Karnataka High Court
Golappa vs Malakappa on 8 December, 1994
Equivalent citations: ILR1995KAR118
ORDER
Bharuka, J
1. Petitioner seeks quashing of the order dated 4.6.1984 passed by the Assistant Commissioner, Bijapur (Annexure-D) by which he has affirmed the order of the Tahsildar dated 27.9.1983. By these orders the request of the Petitioner for mutation of his name in respect of 8 acres of eastern portion of land in Survey No. 1148 of Basavana Bagewado, Bijapur District, has been rejected. Petitioner filed a worthy for mutating his name as required under Section 128 of the Karnataka Land Revenue Act, 1964 ('the Act', for short). His claim was based on a registered Sale Deed dated 3.2.1964 executed by the contesting respondent No. 1 who in fact was the original owner. Respondent-Tahsildar by his order dated 27.9.1983 rejected the claim of the petitioner for mutation on the grounds - (i) the application was belated by about 19 years; (ii) from the enquiry it transpired that respondent No. 1 is still in possession of the land in question; and (iii) the sale deed does not appear to be genuine. The appeal filed there against by the petitioner before the respondent No. 3 has been rejected thereby affirming the reasoning given by the Tahsildar.
2. I have heard the learned Counsel for the parties.
3. So far as the question of delay in filing the worthy is concerned, it may be stated here that when there is an acquisition of right in any land pursuant to a registered document, it is the duty cast upon the registering authority under Section 128 of the Act to make a report of such acquisition of right to the prescribed authority. In the present case it seems that no such report was made by the registering authority, or, if made, no notice thereof was taken by the revenue authority for initiating desired proceedings as provided under Section 129 of the Act. The duty on the part of the registering authority was mandatory as noticed by this Court in the case of N. SHIVANNA v. STATE OF KARNATAKA AND ANR. 1. 1980 (1) KLJ 419. Moreover, neither Section 128 nor Section 129 of the Act prescribes any period for filing an application seeking mutation in case of acquisition of a right. That being the position, the reasoning given by the Tahsildar that the application was belated and therefore the same cannot be entertained is erroneous being based on extraneous ground. Further, since the execution of the sale deed at Annexure-A was not disputed by respondent No. 1 either before the Revenue Courts or before this Court, ex-facie, for the purpose of the Act, it has to be taken that the document confers a good title on the Petitioner; and, therefore it was incumbent upon the revenue authorities to enter the name of the Petitioner in the owner's column, namely Column No. 4 of the record of rights.

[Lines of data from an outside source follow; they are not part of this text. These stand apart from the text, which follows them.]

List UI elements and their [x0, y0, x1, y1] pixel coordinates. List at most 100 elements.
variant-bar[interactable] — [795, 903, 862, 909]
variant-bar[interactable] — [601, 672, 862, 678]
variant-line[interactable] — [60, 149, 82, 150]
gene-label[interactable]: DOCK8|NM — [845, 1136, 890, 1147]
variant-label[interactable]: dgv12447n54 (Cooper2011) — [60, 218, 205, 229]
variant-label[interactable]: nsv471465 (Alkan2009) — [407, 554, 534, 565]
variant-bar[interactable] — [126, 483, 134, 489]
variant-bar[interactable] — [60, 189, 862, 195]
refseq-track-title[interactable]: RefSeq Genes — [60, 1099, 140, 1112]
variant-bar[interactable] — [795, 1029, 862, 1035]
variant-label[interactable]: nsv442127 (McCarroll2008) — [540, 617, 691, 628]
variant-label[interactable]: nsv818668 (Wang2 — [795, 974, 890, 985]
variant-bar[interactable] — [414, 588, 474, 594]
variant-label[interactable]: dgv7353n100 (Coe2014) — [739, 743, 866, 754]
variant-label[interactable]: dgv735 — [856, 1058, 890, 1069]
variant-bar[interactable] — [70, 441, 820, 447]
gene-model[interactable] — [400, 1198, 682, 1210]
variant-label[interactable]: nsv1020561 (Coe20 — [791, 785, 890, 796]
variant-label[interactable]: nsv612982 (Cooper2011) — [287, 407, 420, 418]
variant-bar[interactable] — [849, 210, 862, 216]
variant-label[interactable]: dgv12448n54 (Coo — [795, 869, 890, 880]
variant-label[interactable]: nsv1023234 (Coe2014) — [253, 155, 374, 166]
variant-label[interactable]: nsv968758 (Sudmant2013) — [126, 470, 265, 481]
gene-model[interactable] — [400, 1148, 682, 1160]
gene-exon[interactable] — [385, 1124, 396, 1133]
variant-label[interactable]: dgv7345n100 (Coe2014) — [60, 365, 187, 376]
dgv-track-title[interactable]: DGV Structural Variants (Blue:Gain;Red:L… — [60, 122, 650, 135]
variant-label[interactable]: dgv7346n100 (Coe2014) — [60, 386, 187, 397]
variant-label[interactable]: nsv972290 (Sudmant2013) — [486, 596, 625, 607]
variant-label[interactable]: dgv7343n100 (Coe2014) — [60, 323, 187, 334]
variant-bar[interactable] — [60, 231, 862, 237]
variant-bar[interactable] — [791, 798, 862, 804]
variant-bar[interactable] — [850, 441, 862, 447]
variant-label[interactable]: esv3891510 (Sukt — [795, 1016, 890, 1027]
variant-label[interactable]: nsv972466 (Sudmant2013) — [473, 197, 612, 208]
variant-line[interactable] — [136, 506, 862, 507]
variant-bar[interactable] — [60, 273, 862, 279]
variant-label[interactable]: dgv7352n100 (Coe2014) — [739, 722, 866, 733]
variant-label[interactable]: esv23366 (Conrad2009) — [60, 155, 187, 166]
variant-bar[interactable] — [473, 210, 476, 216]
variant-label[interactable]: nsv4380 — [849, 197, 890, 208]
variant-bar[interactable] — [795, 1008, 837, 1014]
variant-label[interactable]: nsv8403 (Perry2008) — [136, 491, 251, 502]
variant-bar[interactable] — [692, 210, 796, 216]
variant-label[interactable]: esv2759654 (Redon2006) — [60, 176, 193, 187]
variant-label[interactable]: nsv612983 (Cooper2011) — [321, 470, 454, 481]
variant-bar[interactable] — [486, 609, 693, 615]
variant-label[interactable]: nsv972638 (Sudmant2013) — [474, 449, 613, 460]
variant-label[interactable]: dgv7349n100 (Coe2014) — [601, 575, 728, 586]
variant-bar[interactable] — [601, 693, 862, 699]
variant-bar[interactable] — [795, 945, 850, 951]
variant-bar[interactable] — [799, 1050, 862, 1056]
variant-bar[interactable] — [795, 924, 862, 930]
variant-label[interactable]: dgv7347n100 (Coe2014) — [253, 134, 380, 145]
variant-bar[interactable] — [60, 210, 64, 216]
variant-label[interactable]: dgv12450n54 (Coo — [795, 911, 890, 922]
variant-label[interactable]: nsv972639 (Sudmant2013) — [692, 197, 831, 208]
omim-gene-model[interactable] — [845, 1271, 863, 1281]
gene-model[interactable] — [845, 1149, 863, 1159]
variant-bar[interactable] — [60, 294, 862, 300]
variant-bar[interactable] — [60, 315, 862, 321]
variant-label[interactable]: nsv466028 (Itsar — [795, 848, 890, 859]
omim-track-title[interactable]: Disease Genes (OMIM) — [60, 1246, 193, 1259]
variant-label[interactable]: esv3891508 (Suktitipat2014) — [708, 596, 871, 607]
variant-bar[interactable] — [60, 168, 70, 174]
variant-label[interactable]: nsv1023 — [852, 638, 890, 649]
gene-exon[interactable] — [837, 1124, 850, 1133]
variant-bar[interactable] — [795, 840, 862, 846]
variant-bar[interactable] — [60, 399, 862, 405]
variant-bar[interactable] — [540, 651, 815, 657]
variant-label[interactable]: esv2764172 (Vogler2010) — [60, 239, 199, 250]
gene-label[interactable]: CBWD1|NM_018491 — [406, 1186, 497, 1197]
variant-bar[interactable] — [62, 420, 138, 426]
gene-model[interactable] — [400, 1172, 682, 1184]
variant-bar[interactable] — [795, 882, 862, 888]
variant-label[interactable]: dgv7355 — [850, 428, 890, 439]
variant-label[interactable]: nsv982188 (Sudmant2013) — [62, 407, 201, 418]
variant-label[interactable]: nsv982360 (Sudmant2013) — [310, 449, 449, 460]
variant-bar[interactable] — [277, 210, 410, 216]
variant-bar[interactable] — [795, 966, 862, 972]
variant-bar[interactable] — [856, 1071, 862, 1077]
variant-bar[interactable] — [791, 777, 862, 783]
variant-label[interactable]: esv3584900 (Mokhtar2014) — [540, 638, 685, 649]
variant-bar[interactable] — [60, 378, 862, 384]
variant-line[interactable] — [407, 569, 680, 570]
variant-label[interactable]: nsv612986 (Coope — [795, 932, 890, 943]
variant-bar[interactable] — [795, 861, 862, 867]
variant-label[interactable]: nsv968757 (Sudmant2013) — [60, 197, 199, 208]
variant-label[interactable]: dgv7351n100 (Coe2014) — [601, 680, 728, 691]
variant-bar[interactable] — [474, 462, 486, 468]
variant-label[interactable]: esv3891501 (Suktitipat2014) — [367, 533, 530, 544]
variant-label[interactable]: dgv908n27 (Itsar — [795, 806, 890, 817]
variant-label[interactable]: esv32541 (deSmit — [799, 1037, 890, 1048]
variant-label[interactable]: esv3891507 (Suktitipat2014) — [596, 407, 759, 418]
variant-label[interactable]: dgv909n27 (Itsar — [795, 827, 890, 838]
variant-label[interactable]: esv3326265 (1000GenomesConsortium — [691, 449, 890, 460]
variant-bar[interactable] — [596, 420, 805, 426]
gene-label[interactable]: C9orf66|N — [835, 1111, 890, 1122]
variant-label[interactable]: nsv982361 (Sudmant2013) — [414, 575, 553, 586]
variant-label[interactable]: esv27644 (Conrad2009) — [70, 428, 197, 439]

4. But, so far as the possession is concerned, on enquiry, on the materials available - both documentary and oral, it was found that respondent No. 1 is in possession of the land. That being the position, in Column No. 12 of the record of rights, the name of respondent No. 1 was rightly retained by the authorities; and, no interference is called for by this Court in respect of that finding in the Writ jurisdiction. If the petitioner feels in any way aggrieved by that finding, the remedy lies before the Civil Court, and any declaration made in this behalf by the competent Court will have an over-riding effect on the findings of the Revenue Courts as provided under the Proviso to Section 135 of the Act.
5. In view of the discussion and the findings recorded as above, Writ Petition is partly allowed. No costs.